The Early Years
Harbor Candy Shop History
by Jean Sotiropoulos-Foss
Harbor Candy Shop started in 1956 almost by accident. When my father, George Sotiropoulos, brought me to Ogunquit to begin my first summer job at Bessie’s Restaurant, he asked that I call home if I noticed any store-front for rent. He had a small confectionery manufacturing business in New Hampshire. Maybe I hoped there’d be nothing, for this was the great adventure of my first summer alone away from home.
However, down Beach Street and over the bridge onto the beach was a "for rent” sign on a vacated fortune teller’s shop in part of what is now Huckleberries. I called home. Thus, Lillian Sotiropoulos, my mother, spent that summer traveling by bus every day from Haverhill, Massachusetts to Ogunquit, Maine to run the new shop while my father made the candy in New Hampshire and used the family car to deliver it.
The following year our family moved here for the summer season into today’s Blue Water Inn on Ogunquit River, and a portion of the Inn was divided into a tiny candy factory.
Growth & Expansion
In 1958 manufacturing (and a small 2nd retail space) moved into the nostalgic Leavitt Theater building on Main Street which operates today as Ogunquit’s only summer film theater.
In 1960 Harbor Candy Shop moved to its present maroon and green Main Street building which had been an A&P Market painted originally fire-engine red and which has an interesting architectural history.

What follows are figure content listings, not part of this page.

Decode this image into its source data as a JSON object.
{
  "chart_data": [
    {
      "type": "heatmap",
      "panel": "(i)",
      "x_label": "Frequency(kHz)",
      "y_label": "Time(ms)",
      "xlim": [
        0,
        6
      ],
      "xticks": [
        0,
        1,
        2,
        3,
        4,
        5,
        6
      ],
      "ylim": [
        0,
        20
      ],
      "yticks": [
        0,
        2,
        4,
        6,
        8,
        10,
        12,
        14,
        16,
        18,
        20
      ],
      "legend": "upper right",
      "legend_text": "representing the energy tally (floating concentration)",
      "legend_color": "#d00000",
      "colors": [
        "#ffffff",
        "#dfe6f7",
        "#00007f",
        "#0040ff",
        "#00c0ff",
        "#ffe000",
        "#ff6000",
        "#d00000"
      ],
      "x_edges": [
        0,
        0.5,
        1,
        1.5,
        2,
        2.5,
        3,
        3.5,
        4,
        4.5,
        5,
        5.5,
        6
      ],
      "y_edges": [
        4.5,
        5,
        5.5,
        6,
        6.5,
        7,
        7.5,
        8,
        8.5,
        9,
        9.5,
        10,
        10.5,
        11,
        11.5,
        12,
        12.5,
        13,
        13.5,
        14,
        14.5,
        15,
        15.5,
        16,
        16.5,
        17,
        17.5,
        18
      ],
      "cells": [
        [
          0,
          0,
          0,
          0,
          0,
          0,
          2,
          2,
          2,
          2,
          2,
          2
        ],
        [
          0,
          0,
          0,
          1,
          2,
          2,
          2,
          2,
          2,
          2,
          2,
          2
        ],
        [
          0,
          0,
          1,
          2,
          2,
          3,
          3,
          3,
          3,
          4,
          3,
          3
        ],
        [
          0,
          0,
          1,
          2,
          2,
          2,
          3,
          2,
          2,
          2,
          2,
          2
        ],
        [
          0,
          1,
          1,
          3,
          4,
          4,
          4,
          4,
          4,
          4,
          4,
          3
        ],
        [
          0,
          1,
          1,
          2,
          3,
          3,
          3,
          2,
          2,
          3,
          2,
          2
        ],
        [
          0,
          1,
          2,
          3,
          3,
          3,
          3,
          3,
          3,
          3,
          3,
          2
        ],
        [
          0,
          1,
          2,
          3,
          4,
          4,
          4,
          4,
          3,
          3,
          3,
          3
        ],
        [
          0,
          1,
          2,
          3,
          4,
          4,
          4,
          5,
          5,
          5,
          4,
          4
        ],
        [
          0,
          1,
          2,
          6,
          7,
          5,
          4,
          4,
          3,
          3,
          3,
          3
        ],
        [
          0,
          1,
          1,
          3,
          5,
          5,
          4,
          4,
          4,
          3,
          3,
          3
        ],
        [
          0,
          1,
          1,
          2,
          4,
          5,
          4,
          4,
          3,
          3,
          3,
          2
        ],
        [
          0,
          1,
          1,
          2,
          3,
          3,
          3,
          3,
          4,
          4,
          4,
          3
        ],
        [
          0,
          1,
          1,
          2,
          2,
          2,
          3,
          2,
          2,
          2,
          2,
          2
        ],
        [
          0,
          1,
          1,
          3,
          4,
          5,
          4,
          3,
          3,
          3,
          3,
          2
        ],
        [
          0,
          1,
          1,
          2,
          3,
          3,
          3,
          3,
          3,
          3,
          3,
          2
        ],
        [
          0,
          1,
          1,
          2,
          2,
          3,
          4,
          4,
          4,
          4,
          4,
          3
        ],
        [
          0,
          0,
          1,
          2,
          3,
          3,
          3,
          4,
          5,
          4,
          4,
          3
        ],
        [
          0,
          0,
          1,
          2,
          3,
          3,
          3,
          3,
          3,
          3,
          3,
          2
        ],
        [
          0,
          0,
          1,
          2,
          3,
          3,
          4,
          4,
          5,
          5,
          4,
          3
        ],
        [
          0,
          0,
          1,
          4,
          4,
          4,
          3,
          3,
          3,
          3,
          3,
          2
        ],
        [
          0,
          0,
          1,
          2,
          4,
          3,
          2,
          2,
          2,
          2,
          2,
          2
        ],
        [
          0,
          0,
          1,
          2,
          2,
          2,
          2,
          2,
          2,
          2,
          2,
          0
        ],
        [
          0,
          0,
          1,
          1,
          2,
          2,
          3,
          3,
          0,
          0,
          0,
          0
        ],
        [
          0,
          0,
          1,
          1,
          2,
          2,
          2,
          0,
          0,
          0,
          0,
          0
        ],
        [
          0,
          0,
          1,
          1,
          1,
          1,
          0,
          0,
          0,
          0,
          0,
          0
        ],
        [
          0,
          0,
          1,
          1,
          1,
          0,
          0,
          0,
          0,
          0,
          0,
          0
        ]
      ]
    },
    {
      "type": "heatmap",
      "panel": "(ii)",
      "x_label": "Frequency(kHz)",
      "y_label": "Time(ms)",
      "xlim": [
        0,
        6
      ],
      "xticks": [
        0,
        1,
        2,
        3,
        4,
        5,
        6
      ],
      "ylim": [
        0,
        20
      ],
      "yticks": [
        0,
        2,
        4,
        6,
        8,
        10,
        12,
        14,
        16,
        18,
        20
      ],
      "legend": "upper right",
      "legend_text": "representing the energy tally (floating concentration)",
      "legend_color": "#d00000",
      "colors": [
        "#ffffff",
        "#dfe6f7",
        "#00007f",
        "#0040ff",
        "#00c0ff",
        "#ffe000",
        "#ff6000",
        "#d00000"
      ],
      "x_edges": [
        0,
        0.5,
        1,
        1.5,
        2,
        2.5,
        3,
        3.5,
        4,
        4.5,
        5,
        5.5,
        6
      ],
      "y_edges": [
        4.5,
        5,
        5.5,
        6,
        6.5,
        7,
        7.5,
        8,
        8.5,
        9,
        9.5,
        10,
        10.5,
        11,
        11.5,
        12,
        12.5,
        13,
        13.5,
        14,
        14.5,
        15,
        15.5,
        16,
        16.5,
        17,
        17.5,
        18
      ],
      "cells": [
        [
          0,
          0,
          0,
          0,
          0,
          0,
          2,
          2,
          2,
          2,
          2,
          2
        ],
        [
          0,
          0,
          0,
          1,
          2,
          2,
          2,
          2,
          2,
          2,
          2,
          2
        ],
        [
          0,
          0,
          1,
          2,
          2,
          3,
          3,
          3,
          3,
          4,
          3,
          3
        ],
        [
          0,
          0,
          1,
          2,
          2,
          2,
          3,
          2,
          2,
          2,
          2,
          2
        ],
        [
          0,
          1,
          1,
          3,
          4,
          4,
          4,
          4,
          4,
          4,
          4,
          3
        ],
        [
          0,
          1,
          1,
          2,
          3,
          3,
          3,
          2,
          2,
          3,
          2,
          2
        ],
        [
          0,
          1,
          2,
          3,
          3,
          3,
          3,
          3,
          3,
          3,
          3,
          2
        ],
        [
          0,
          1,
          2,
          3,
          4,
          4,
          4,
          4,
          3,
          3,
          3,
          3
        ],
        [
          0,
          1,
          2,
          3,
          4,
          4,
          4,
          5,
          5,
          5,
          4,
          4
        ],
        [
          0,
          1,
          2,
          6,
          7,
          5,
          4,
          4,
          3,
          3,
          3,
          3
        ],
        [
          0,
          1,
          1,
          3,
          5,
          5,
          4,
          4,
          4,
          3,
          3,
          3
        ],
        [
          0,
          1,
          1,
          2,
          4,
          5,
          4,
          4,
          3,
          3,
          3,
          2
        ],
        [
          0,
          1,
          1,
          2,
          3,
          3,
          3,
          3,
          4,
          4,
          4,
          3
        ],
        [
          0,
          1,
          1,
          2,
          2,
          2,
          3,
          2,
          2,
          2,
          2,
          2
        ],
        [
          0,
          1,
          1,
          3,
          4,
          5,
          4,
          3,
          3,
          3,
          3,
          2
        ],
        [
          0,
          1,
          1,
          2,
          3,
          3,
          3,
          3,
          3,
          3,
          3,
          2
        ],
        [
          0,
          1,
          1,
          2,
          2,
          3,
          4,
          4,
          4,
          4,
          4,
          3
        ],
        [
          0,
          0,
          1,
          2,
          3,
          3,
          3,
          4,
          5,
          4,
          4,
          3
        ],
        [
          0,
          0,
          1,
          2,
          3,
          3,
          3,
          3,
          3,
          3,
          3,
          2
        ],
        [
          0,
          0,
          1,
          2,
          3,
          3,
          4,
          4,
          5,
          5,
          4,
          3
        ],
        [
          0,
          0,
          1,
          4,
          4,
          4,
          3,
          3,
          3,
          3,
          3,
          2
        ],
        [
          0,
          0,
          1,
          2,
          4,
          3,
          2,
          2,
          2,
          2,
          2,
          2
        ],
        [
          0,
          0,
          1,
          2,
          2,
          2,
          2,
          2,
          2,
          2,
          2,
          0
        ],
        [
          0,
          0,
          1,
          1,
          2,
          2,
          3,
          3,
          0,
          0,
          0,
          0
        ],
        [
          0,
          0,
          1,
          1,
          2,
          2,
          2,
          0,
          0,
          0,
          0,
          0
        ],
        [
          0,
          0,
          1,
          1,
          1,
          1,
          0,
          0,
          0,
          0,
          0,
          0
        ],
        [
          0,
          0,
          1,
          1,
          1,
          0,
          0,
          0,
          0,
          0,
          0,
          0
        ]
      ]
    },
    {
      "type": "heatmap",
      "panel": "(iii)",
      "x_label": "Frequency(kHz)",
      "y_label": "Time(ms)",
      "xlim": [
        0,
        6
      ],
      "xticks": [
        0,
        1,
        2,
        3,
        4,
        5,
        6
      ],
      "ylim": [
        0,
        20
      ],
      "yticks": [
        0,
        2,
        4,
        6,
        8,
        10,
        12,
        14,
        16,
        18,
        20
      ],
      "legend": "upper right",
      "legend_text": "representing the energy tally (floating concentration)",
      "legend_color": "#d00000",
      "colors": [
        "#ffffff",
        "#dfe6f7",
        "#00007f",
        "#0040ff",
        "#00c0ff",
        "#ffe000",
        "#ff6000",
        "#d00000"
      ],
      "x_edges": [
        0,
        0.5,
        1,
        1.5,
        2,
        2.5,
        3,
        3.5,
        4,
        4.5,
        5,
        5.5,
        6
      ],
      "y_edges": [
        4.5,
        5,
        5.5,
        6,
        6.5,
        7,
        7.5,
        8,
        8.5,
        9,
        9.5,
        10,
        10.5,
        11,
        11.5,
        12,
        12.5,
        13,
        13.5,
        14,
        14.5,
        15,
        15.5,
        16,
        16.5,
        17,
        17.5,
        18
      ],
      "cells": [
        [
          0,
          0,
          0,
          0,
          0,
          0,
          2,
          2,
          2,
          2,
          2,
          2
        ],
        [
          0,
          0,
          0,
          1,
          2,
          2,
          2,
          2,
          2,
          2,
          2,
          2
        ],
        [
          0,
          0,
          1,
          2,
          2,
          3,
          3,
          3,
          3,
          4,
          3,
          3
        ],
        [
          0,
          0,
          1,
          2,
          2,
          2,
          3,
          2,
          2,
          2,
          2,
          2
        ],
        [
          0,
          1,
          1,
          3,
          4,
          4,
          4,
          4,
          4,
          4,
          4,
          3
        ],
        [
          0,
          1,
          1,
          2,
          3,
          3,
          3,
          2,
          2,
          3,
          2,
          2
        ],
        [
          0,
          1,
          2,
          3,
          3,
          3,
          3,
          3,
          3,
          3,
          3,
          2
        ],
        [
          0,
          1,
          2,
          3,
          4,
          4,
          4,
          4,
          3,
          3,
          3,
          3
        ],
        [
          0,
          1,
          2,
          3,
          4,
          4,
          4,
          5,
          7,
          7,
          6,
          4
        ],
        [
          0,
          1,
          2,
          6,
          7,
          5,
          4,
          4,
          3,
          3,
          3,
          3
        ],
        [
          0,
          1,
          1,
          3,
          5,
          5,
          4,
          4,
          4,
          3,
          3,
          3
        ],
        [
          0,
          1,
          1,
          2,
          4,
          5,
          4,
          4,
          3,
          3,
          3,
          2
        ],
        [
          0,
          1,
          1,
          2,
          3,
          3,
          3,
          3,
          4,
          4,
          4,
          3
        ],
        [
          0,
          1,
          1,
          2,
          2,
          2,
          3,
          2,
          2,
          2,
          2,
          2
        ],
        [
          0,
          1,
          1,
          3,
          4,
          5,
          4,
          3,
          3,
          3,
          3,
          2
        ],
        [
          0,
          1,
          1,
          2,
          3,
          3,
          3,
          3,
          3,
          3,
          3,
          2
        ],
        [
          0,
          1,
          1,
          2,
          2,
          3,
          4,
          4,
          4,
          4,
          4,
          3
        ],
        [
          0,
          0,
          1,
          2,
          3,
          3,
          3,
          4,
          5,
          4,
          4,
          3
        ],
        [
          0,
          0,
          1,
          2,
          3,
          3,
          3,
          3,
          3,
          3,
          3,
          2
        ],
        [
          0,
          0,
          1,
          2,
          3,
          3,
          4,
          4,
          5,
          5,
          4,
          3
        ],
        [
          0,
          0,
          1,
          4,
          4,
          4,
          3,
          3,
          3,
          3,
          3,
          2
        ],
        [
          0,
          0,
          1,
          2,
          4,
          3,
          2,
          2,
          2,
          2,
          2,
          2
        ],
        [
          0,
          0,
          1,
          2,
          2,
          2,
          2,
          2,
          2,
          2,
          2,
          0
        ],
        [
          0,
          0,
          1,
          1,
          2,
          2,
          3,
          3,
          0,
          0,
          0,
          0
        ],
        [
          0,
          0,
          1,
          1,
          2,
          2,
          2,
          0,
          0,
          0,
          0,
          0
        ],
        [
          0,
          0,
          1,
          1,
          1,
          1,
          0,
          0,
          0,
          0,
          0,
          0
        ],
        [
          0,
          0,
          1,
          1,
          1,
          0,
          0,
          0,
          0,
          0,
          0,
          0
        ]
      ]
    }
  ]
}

Within this block was the First National Store (now the Village Food Market), the old Tower’s Pharmacy with its popular soda fountain (predecessor to Ogunquit Remedies) and the U.S. Post Office.
Through many years and ever changing faces, Harbor Candy Shop still stands firm on the principles upon which it was founded. Our ingredients are carefully selected from superior quality chocolate to nuts meeting the best standards, to pure vanillas, butters and dairy cream, to fresh eggs from local hens that have some open air & freedom. We take those quality ingredients and add our pride and professional commitment.
Hardly a summer day passes without hearing grandparents in the shop describing to their grandchildren the favorite candies they used to find at the shop on Ogunquit Beach and "the little Greek women” who worked there.